Broader Market Effects

The IFS analysis arrives amid ongoing debate about Help to Buy's impact on the housing market overall. Critics have long argued that the scheme inflated prices for new-build homes by increasing demand without corresponding supply increases. If the program primarily helped those who would have bought anyway, it may have contributed to price inflation while failing to substantially increase overall homeownership rates.

Developers of new-build properties were among the clearest beneficiaries, as the scheme channeled buyers exclusively toward new construction. Several major housebuilders reported record profits during the program's peak years, raising questions about whether taxpayer funds effectively subsidized private sector profit margins.

Political Implications

The findings come as policymakers consider what should replace Help to Buy, which closed to new applications in 2023. The scheme cost billions in government guarantees and administrative expenses, making its effectiveness a crucial question for public spending priorities.
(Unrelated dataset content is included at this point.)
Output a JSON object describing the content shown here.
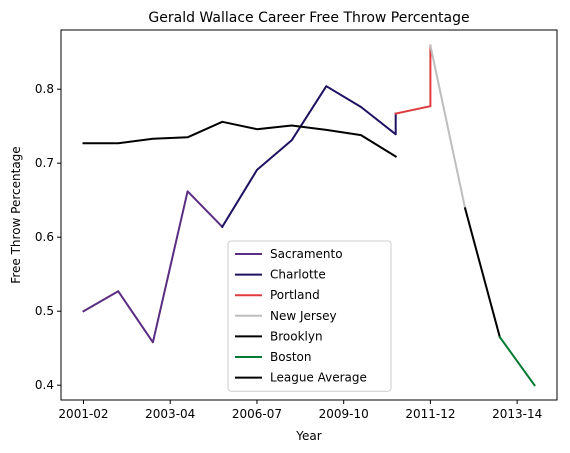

Housing affordability remains one of Britain's most pressing domestic policy challenges. Homeownership rates have declined significantly since the early 2000s, particularly among younger adults and those on middle and lower incomes. Any replacement program will need to demonstrate it can reach intended beneficiaries more effectively than its predecessor.

What the IFS Recommends

While the IFS analysis highlights Help to Buy's shortcomings, the think tank has not yet released detailed recommendations for alternative approaches. However, housing policy experts generally agree that supply-side interventions—building more homes—are essential to any long-term solution to affordability challenges.

Demand-side subsidies like Help to Buy risk inflating prices when housing supply remains constrained. Without sufficient new construction, programs that help buyers afford higher prices may simply transfer wealth to existing property owners and developers rather than improving overall affordability.

The Bigger Picture

The Help to Buy experience illustrates the difficulty of designing housing interventions that reach their intended targets. Programs must balance accessibility with fiscal responsibility, avoid unintended market distortions, and actually improve outcomes for those most in need.

As Britain grapples with a housing affordability crisis that shows no signs of abating, the lessons from Help to Buy's mixed record will likely inform policy debates for years to come. The IFS findings suggest that well-intentioned programs can fail to achieve their goals when design features inadvertently favor those already in stronger positions.

For the thousands of high earners who benefited from Help to Buy, the program delivered exactly what it promised: a path to homeownership with a smaller upfront deposit. For lower-income households still priced out of the market, the scheme's legacy is more complicated—a reminder that housing policy is as much about who benefits as whether anyone benefits at all.